A key difference is this story is based in the 1980s – the time in American history when every high school/college was rampant with homicidal bullies. This is a welcomed change, as modernizing provides different options for altering the fears just enough, making them more general to any audience. For instance, not every kid grew up fearing the Mummy, but I’m pretty sure every kid has seen a picture that genuinely shook them to the point of averting their eyes in the event of reoccurring glances.
Generalizing like this creates a sense of timelessness, altering how the Losers face their fears: The original relies on superstition and denial, i.e. silver and “battery acid” (aptly childish), whereas the remake has more bravery and determination, i.e. standing up and beating the ever-loving crap out of him (violent, but ultimately satisfying).
And as the Losers conquer their fears, the heaviness and permanence of the world topples with it, creating a coming-of-age/innocence lost experience with a startling degree of depth and humor, not unlike Stand By Me.
As far as scares go, It ultimately creates an atmosphere that amplifies the children’s’ fears without pandering to an adult audience. Each trauma is genuinely scary, and I appreciate that. I found Bill Skarsgård’s portrayal of Pennywise to be absolutely enthralling: his movements and demeanor flip from playful to utterly disturbing without missing a beat.
The physical design of the character has a more literal sense of mentioned timelessness, implying that this creature has been around for centuries, but knows to lure children all you need is a goofy outfit and a big smile. Or clowns have always been creepy no matter what the era. Especially if they drool on you.
It is a great start for this Halloween season. With any luck, I’ll be seeing mother! next.

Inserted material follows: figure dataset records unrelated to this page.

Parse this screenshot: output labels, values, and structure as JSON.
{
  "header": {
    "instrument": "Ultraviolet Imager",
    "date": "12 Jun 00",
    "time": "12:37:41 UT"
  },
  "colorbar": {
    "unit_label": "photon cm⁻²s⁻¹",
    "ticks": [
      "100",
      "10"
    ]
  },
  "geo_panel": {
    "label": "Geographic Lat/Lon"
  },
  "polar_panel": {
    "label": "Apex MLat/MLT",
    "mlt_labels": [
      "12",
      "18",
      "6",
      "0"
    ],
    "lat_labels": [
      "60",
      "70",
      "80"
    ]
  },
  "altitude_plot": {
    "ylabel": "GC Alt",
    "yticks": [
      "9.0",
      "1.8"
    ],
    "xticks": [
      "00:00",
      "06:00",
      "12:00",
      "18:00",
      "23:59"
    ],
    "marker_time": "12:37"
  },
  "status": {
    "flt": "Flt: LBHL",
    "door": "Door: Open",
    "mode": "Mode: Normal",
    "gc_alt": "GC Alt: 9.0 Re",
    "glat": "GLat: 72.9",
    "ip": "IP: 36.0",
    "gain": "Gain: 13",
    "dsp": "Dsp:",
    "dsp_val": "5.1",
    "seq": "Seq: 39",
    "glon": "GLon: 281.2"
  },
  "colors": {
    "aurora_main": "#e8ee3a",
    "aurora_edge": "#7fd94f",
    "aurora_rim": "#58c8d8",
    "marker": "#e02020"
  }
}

Remember that amazing “Don’t Stop Me Now” sequence from Shaun of the Dead?
If it’s been a while, here’s a refresher:
Now if you take that and mix it with this Mint Royale video, then stretch it out for about two hours, you get Baby Driver in a nutshell.
To break it down, after a run-in with a kingpin called Doc (Kevin Spacey), Baby (Ansel Elgort) is a reluctant driver for a small crime syndicate. Alas, as soon as things start going a little too well for Baby, a new player named Bats (Jamie Foxx) joins the crew, and it all descends into a high-octane venture of guts and gunplay.
From start to finish, I was completely entertained and intrigued: Baby Driver is a visual salad consisting of coordination and references (worth re-watching for), complete with a killer soundtrack to oomph every beat.
I immediately bought the soundtrack after seeing this movie, and plan on keeping it in my car for a very long time. This movie was made with such precision and love for music and tempo – I’d be amazed if this isn’t up for an Oscar for editing alone. Edgar Wright is no stranger to clever beats, but to have the characters move in time with the soundtrack – it’s just so cool.
However, there is something that bothers me a lot. Not just that Baby had both the best and worst luck at any given moment (how did Buddy not die the first time!?), nor that Debora was a casual manic-pixie-dreamgirl.
It’s just, how in the world, considering Doc’s shrewd meticulousness, would he EVER want to work with Bats again? Additionally, why wouldn’t Doc mention that they were meeting with crooked cops? Would it have been such a risk to inform them beforehand? Also, considering Baby’s literal life of crime and socio-economic status, I think it goes without saying that he got off way too easily in the end.
Albeit, this is the world of action movies, and sometimes you have to remember that some things just happen because the plot says so. Nit-picks and plot-holes aside, Baby Driver is still an incredibly entertaining, original film with its own merits.